China has further opened up its value-added telecoms sector, starting with foreign-invested companies established in the new Shanghai Free Trade Zone (“SFTZ”).

As reported in our January China Bulletin, the SFTZ offers foreign investors early market access to a range of sectors.  All of these opportunities, together with a range of other liberalizing reforms, are set out in the State Council’s General Plan for the Shanghai Free Trade Zone issued on September 29, 2013.

On January 6, 2014, China’s Ministry of Industry and Information Technology and the Shanghai Government jointly introduced market-opening new regulations for the SFTZ entitled, Opinions Regarding Further Opening up Value-added Telecom Service Sector towards Foreign Investments in the China (Shanghai) Pilot Free Trade Zone (the “Opinions”).

Removal of Market Entry Barriers

PRC law divides telecommunications services into basic and value-added services, with the latter being further classified into the following eight categories:

  • online data processing & e-commerce processing
  • store-and-forward switching services
  • voice & video conference call services
  • information content provider (“ICP”) services
  • home internet access services
  • virtual private network (“VPN”) services
  • app stores
  • internet data centers

For many years, foreign investment in this sector has been either prohibited or heavily restricted but laws governing value-added services, unlike basic telecom services, do not require foreign investors to joint venture with Chinese state-owned partners.

Under the Opinions, internet data centers remain off-limits to foreign companies but all of the other seven categories are open for foreign investment, within the SFTZ. Among these seven, China was required to lower market entry barriers to three (ICP services,  store-and-forward  switching services and online  data/e-commerce processing) pursuant to its WTO commitments but a decision was made to liberalize market access to all seven.

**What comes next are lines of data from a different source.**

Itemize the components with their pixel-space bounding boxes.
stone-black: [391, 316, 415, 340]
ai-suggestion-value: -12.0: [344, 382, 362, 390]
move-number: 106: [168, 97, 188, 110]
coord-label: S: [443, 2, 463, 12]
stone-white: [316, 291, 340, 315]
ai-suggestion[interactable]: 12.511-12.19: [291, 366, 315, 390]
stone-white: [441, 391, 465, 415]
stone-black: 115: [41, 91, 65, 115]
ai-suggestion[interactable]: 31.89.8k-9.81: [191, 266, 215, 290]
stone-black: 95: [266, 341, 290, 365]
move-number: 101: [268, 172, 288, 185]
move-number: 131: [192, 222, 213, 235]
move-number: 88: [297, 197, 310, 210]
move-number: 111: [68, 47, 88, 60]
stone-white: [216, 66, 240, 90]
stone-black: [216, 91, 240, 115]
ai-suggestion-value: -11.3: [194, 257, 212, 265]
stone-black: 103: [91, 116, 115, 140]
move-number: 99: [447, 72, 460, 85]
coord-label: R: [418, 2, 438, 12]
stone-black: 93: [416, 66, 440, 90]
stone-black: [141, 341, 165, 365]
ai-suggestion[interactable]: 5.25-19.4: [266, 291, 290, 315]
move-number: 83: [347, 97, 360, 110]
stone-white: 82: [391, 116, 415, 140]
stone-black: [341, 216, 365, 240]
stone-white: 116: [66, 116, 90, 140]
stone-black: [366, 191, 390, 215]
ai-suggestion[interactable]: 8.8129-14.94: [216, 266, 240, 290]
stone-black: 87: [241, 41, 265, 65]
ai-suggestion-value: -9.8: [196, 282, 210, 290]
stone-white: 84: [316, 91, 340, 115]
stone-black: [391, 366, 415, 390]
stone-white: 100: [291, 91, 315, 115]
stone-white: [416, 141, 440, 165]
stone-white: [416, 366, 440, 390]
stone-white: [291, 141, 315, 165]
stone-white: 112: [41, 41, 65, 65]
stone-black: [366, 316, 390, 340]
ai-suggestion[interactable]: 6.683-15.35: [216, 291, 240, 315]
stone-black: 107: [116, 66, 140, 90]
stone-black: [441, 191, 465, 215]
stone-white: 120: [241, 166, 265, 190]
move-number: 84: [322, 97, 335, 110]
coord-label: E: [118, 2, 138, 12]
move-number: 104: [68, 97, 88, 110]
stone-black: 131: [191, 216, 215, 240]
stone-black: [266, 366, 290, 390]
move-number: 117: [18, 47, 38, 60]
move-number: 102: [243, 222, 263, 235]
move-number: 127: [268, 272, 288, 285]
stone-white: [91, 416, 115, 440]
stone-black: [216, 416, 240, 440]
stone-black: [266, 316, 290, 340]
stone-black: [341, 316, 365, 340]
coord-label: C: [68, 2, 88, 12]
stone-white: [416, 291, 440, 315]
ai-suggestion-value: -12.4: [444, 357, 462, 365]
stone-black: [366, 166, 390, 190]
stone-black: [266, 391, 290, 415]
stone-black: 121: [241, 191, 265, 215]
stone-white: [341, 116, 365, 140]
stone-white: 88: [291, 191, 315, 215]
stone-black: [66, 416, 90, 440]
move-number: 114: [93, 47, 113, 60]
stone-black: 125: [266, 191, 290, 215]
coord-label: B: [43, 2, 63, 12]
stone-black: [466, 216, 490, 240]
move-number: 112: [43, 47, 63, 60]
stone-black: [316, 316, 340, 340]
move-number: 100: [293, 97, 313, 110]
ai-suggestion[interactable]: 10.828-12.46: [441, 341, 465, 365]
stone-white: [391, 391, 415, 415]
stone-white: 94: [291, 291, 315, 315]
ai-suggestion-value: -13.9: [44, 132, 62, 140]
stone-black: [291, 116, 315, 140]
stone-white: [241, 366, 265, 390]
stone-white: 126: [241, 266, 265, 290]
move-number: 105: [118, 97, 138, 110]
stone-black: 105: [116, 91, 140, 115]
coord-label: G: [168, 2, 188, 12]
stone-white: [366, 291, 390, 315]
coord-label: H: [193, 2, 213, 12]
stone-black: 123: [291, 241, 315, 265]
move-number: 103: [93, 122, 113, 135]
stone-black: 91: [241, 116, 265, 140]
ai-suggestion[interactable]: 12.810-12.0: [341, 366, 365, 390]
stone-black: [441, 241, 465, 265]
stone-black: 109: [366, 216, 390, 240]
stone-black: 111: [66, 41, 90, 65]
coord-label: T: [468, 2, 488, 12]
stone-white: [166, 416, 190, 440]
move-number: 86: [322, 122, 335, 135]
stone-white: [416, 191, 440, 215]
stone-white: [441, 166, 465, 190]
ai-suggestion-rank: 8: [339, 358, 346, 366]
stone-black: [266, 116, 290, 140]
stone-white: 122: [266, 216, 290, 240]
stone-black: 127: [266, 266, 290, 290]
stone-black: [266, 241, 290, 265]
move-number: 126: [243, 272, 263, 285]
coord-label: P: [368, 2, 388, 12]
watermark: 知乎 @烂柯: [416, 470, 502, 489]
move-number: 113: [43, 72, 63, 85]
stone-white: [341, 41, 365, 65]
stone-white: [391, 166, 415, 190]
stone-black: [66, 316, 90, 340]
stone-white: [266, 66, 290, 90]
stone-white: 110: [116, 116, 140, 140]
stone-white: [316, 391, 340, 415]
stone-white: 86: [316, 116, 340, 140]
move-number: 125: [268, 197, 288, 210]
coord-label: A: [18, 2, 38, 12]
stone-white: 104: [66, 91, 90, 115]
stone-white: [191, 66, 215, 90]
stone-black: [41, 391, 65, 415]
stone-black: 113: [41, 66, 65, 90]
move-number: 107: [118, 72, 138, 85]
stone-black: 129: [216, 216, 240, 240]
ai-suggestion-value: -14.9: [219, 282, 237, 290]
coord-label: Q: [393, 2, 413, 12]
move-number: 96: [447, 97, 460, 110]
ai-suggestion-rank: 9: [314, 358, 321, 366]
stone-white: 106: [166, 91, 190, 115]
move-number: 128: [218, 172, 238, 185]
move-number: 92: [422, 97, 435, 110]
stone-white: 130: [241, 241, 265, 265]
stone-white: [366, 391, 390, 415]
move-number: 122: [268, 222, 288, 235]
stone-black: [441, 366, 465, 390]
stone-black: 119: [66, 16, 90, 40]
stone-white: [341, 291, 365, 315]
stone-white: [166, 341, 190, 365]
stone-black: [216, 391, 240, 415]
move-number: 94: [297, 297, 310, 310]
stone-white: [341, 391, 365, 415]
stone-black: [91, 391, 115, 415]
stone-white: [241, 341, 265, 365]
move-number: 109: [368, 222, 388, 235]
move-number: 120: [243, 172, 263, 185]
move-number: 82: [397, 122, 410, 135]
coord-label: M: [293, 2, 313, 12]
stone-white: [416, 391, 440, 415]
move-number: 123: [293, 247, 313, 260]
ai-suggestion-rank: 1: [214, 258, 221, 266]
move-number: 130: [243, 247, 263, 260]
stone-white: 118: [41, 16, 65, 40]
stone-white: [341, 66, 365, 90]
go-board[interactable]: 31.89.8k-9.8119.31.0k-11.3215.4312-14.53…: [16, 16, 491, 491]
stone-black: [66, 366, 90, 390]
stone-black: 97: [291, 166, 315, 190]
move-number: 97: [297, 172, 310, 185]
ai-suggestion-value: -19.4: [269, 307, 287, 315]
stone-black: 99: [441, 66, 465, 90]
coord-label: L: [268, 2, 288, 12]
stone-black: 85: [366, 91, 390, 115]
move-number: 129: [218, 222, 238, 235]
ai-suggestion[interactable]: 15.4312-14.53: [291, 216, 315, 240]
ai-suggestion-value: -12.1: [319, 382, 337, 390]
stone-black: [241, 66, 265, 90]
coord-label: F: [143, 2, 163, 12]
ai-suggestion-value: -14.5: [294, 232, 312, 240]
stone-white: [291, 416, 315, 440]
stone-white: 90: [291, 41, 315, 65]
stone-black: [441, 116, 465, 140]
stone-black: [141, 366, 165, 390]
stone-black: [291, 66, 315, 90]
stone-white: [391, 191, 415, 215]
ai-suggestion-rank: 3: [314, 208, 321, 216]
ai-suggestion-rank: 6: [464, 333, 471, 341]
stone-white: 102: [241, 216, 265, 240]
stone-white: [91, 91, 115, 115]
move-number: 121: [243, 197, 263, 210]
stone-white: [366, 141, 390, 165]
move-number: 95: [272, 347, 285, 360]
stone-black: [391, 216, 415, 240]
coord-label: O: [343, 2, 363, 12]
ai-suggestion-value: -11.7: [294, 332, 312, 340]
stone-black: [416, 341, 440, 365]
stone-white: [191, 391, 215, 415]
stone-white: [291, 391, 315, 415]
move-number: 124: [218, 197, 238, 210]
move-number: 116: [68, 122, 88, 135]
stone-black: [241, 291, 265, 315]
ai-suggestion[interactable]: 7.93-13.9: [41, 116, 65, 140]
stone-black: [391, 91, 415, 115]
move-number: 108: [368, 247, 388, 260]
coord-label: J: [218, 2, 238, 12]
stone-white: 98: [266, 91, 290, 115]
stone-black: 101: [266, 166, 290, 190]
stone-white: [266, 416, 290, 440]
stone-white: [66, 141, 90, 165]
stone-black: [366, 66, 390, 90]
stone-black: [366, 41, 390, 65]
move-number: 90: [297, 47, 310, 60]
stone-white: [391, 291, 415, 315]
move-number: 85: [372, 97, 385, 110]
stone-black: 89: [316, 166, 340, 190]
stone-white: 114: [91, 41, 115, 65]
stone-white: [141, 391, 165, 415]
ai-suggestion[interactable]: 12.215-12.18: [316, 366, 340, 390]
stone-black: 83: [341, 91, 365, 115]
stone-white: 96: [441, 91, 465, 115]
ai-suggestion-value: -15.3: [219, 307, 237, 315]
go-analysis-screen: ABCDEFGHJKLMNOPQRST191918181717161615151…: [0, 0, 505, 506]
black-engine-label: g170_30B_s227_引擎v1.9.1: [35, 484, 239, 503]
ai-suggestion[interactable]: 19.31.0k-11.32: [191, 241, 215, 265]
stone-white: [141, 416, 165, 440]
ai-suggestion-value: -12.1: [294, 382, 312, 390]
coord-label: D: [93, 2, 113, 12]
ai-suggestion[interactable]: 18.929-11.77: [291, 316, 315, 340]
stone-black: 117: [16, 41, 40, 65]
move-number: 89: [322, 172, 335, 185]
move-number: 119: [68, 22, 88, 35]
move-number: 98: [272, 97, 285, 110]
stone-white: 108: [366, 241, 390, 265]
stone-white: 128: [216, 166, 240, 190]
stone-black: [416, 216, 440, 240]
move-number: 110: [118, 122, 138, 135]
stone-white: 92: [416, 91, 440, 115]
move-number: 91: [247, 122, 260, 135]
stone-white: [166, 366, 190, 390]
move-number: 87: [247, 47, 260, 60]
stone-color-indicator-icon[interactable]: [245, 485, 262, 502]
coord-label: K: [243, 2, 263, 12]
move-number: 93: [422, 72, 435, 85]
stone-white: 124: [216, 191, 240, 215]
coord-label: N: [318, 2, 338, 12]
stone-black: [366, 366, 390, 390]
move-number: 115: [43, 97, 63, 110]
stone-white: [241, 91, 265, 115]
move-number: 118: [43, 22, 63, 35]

Limits on Foreign Ownership Abolished for SFTZ-Established Businesses

Most pre-existing caps on foreign ownership have been completely eliminated and the longstanding 50% limit on foreign ownership in online data/ecommerce processing has now been raised to 55%. Only VPN services and ICP services still restrict foreign ownership to no more than 50%.

In other words, foreign investors are now free to establish wholly foreign-owned call centers, conference call businesses, app stores, and entities providing store-and-forward switching operations and home internet installations.

However, to take advantage of these new regulations, investors must establish new businesses in the SFTZ, with service facilities located in the SFTZ. The only type of services that will be restricted to serving only the SFTZ are home internet access – all other services can be offered nationwide through branch offices or other arrangements.


Although the Opinions represent only a basic legal framework and further implementing regulations are needed to fill in critical gaps, foreign investors finally have access to China’s value-added telecoms market. This alone is a monumental reform which could be a game-changer for incumbent service providers and consumers alike.

Although the new regulations require foreign companies to establish a base of operations within the SFTZ, nearly all of the affected services can be provided lawfully outside of the SFTZ, and without involving a Chinese partner.

The Opinions are also a welcome signal of progress for foreign investors eyeing market entry in the other industries (eg: credit investigation/reporting, insurance, and engineering, to name a few) earmarked for the SFTZ.  So far, Chinese officials have been slow to introduce regulations needed to allow market entry to foreign players in these sectors.  Hopefully the Opinions are a sign that this is about to change.

Finally, while it is possible that the treatment now accorded to foreign-invested companies established in the SFTZ will, in time, also be accorded to foreign-invested businesses established elsewhere in China, those that seize the SFTZ opportunity are likely to enjoy early mover advantages.